On hurlait, pour rigoler. Y’en a un qu’a pas compris. Y’avait les gens, ma guirlande et puis ce coup de fil. J’sais pas, j’ai balancé mes clés de voiture sans trop réfléchir et quand je l’ai vu dévaler les escalier je me suis mise à courir à mon tour sans savoir vraiment pourquoi. J’ai sauté les marches en m’appuyant sur la rambarde, y’avait comme un goût d’aventure. Il a fait rugir le moteur de ma voiture, grillé deux feux rouge, moi j’avais toujours pas trop compris. Y’avait des silhouettes au bord de la route et puis Marion par terre, les jambes comme emmêlées, « pauvre Marion ». La j’ai ressenti la notion de douleur physique. Y’a les camionnettes de pompier résonnent dans la nuit, y’a celles qui fusent, y’a celle qui s’arrête. Les pompiers sortent, comme le noël ou grand-père est « mort ». Ils sont gentils les pompiers, mais moi tout cet environnement ça me fait flipper. Y’a toutes ces phobies, celle de la douleur, de l’opération, du sang, des perfusions ( -_- ) ? J’ai mal pour Marion. Hôpital. Interlude musical. Y’a les couloirs sombres et vides de la clinique en pleine nuit, une petite pièce de lumière, Marion au milieu. Y’avait ces trucs là, qui donnent des décharges pour réanimer les gens. J’aime pas les hôpitaux. On à mis Marion sur un fauteuil roulant, on a mangé du chocolat, on a attendu la radiologue et puis on est rentré. Il restait quelques crêpes. Soirée de merde, oui oui oui.

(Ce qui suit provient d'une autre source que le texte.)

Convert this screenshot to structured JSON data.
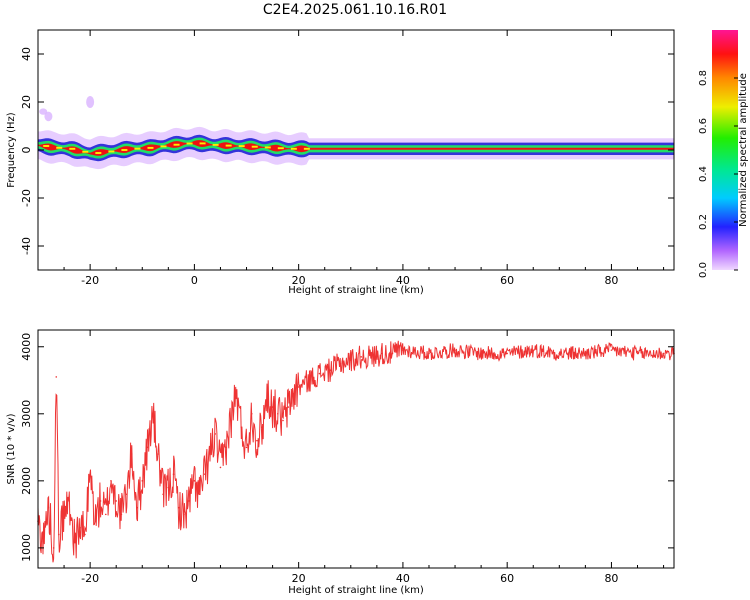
{
  "title": "C2E4.2025.061.10.16.R01",
  "chart_data": [
    {
      "type": "heatmap",
      "xlabel": "Height of straight line (km)",
      "ylabel": "Frequency (Hz)",
      "xlim": [
        -30,
        92
      ],
      "ylim": [
        -50,
        50
      ],
      "xticks": [
        -20,
        0,
        20,
        40,
        60,
        80
      ],
      "yticks": [
        -40,
        -20,
        0,
        20,
        40
      ],
      "colorbar": {
        "label": "Normalized spectral amplitude",
        "range": [
          0,
          1
        ],
        "ticks": [
          0.0,
          0.2,
          0.4,
          0.6,
          0.8
        ],
        "tick_labels": [
          "0.0",
          "0.2",
          "0.4",
          "0.6",
          "0.8"
        ]
      },
      "ridge": {
        "x": [
          -30,
          -27,
          -24,
          -20,
          -16,
          -12,
          -8,
          -5,
          0,
          4,
          10,
          14,
          18,
          22,
          30,
          40,
          60,
          80,
          92
        ],
        "freq": [
          2.0,
          1.0,
          0.5,
          -1.5,
          -0.5,
          0.5,
          1.0,
          2.0,
          3.0,
          2.0,
          1.5,
          1.0,
          0.5,
          0.5,
          0.5,
          0.5,
          0.5,
          0.5,
          0.5
        ]
      }
    },
    {
      "type": "line",
      "xlabel": "Height of straight line (km)",
      "ylabel": "SNR (10 * v/v)",
      "xlim": [
        -30,
        92
      ],
      "ylim": [
        700,
        4250
      ],
      "xticks": [
        -20,
        0,
        20,
        40,
        60,
        80
      ],
      "yticks": [
        1000,
        2000,
        3000,
        4000
      ],
      "color": "#ee3333",
      "series": [
        {
          "name": "SNR",
          "x": [
            -30,
            -29,
            -28,
            -27,
            -26.5,
            -26,
            -25,
            -24,
            -23,
            -22,
            -21,
            -20,
            -19,
            -18,
            -17,
            -16,
            -15,
            -14,
            -13,
            -12,
            -11,
            -10,
            -9,
            -8,
            -7,
            -6,
            -5,
            -4,
            -3,
            -2,
            -1,
            0,
            1,
            2,
            3,
            4,
            5,
            6,
            7,
            8,
            9,
            10,
            11,
            12,
            13,
            14,
            15,
            16,
            17,
            18,
            19,
            20,
            22,
            24,
            26,
            28,
            30,
            32,
            34,
            36,
            38,
            40,
            45,
            50,
            55,
            60,
            65,
            70,
            75,
            80,
            85,
            90,
            92
          ],
          "values": [
            1400,
            1100,
            1600,
            1000,
            3550,
            1200,
            1500,
            1700,
            1100,
            1300,
            1200,
            2100,
            1400,
            1700,
            1500,
            2000,
            1700,
            1500,
            1800,
            2400,
            1600,
            2000,
            2500,
            3000,
            2400,
            1800,
            1900,
            2100,
            1600,
            1500,
            1700,
            2000,
            1800,
            2100,
            2400,
            2700,
            2200,
            2500,
            2900,
            3300,
            2800,
            2500,
            3000,
            2600,
            2800,
            3300,
            3100,
            3000,
            2900,
            3100,
            3300,
            3400,
            3500,
            3600,
            3650,
            3750,
            3800,
            3850,
            3850,
            3900,
            3900,
            3950,
            3900,
            3950,
            3900,
            3900,
            3950,
            3900,
            3900,
            3950,
            3900,
            3900,
            3900
          ]
        }
      ]
    }
  ]
}
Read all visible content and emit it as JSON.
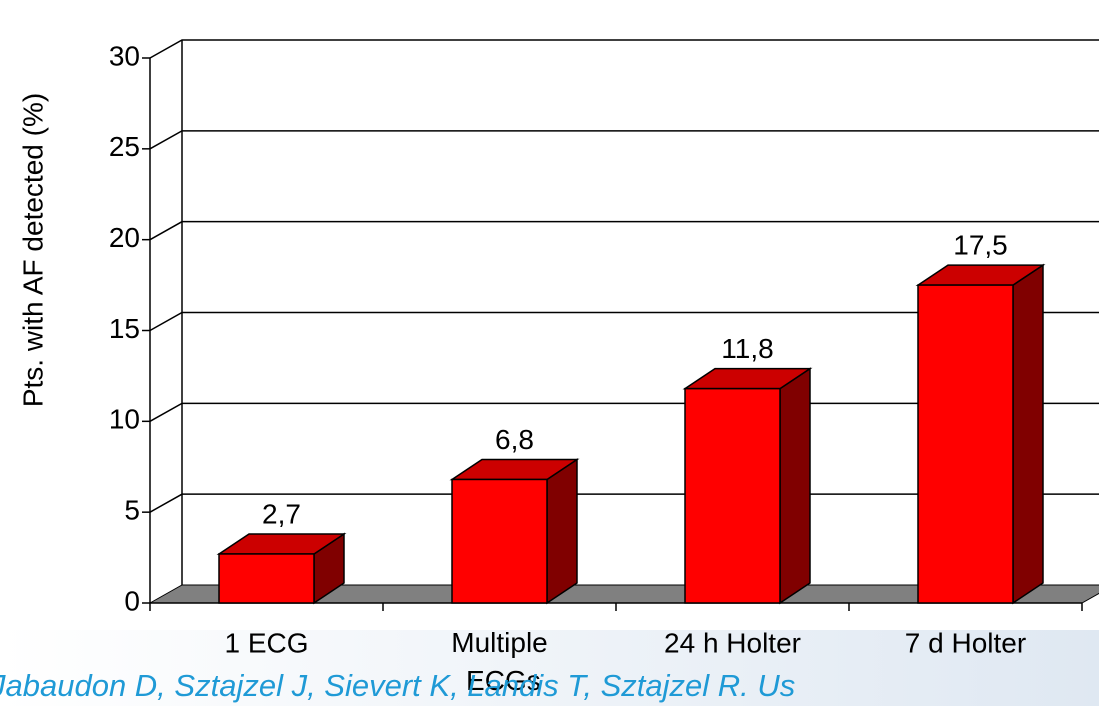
{
  "chart_data": {
    "type": "bar3d",
    "y_label": "Pts. with AF detected (%)",
    "categories": [
      "1 ECG",
      "Multiple ECGs",
      "24 h Holter",
      "7 d Holter"
    ],
    "values": [
      2.7,
      6.8,
      11.8,
      17.5
    ],
    "value_labels": [
      "2,7",
      "6,8",
      "11,8",
      "17,5"
    ],
    "color": "#ff0000",
    "ylim": [
      0,
      30
    ],
    "yticks": [
      0,
      5,
      10,
      15,
      20,
      25,
      30
    ],
    "grid": true,
    "citation": "Jabaudon D, Sztajzel J, Sievert K, Landis T, Sztajzel R. Us"
  }
}
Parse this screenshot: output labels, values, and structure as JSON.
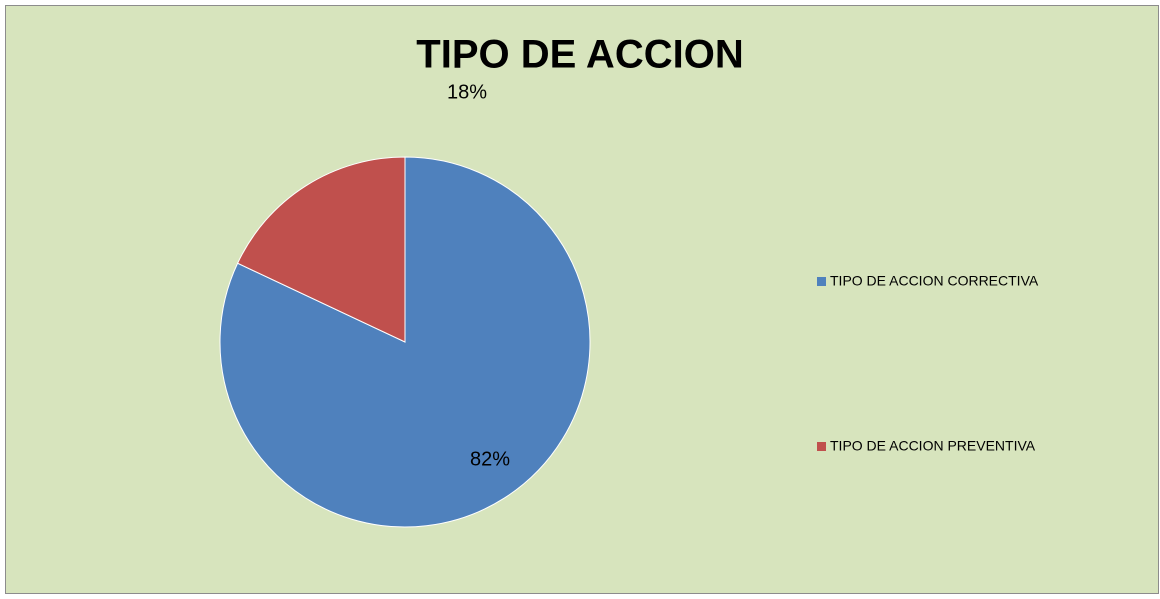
{
  "chart_data": {
    "type": "pie",
    "title": "TIPO DE ACCION",
    "categories": [
      "TIPO DE ACCION CORRECTIVA",
      "TIPO DE ACCION PREVENTIVA"
    ],
    "values": [
      82,
      18
    ],
    "value_labels": [
      "82%",
      "18%"
    ],
    "colors": [
      "#4f81bd",
      "#c0504d"
    ],
    "legend": "right"
  }
}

J’ai mal dormi. Le réveil avait comme un goût amer, comme une distance, un froid, entre vous et celui que vous aimez. Y’a des jours où. Des jours où il me manque le soutient et l’amour, ou j’aurais juste besoin qu’on me réconforte même si je suis bien incapable de vous dire pourquoi. Des jour où il pleut, où à la cantine c’est ravioli, et où une blonde vous donne des cours d’éco-gestion.
Et pourtant dans toute cette histoire, c’est pas moi la plus à pleindre…
… plus de peur que de mal.
C’est marrant comme je me la joue perso en studio de créa, un peu autiste sur les bords, enfermée dans sa bulle de musique, ne daignant même pas jeter un regard à l’écran de mes petits camarades trop emprisonnée dans mes propres idées.
Je crois que j’aime ça faire l’autiste.
Entre parenthèse : Message non subliminal n° 3 584…
Paranoïa totale ou mauvaise fois ? Toujours est-il que de retrouver mes idées et mes phrases chez les autres m’horripile complètement, que ce soit dans ma vie dite réelle autant que dans ma vie qualifiée de virtuelle. A bon entendeur. Fermer la parenthèse.
Les choses inutiles.
Aujourd’hui, vendredi, Cédille a testé les caisses automatiques de Auchan. Ça bug encore pas mal mais c’est rigolo, et pratique quoi qu’il en soit. La nouvelle ligne de tram c’est cool, la place Kleber est moche, la Fnac est un lieux de pèlerinage, mais j’ai pas de sous. On a acheté des Kinder surprise « ça va, t’es heureuse maintenant ? ». J’ai eu Shrek, et Shrek ça vaut pas les hippopotames ou les crocodiles de quand j’étais gamine., mais bon. J’ai regardé mon premier Hitchcock, j’ai presque honte, moi qui suis étudiante en blablabla vous connaissez la musique. Ah et puis le nouveau catalogue de Habitat est sorti, et puis vendredi on va à l’ososphère, et puis jeudi c’est la soirée d’intégration des premières années, et j’espère qu’on pourra aller à Selest’art. Sinon je suis étudiante et je bouffe des pizzas molles cuites au micro-onde. Même si j’ai un four maintenant et ça c’est du luxe, mais j’ai pas de rallonge pour le brancher. Cher voisin d’en face, je t’informe que ma chasse d’eau est réparée. Ouais super tout ça.
Aujourd’hui, samedi, j’étais chez grand-mère, et chez grand-mère c’est un peu la caverne d’Ali Baba de la cave au grenier. J’ai récupéré le spirographe, une vieille lanterne, des manettes de super nes, des vieux magasines de mode avec de chouettes illus’, des livres pour enfants vieux de 50ans avec des illustrations en papier qui se déplient et puis la maison de poupée pour mon film d’animation. J’ai mis de côtés quelques cadres et une vieille valise avec des motifs à carreaux. Un jour sûrement, j’aurais un assez grand appartement pour stocker tout un tas de chouettes vieilleries.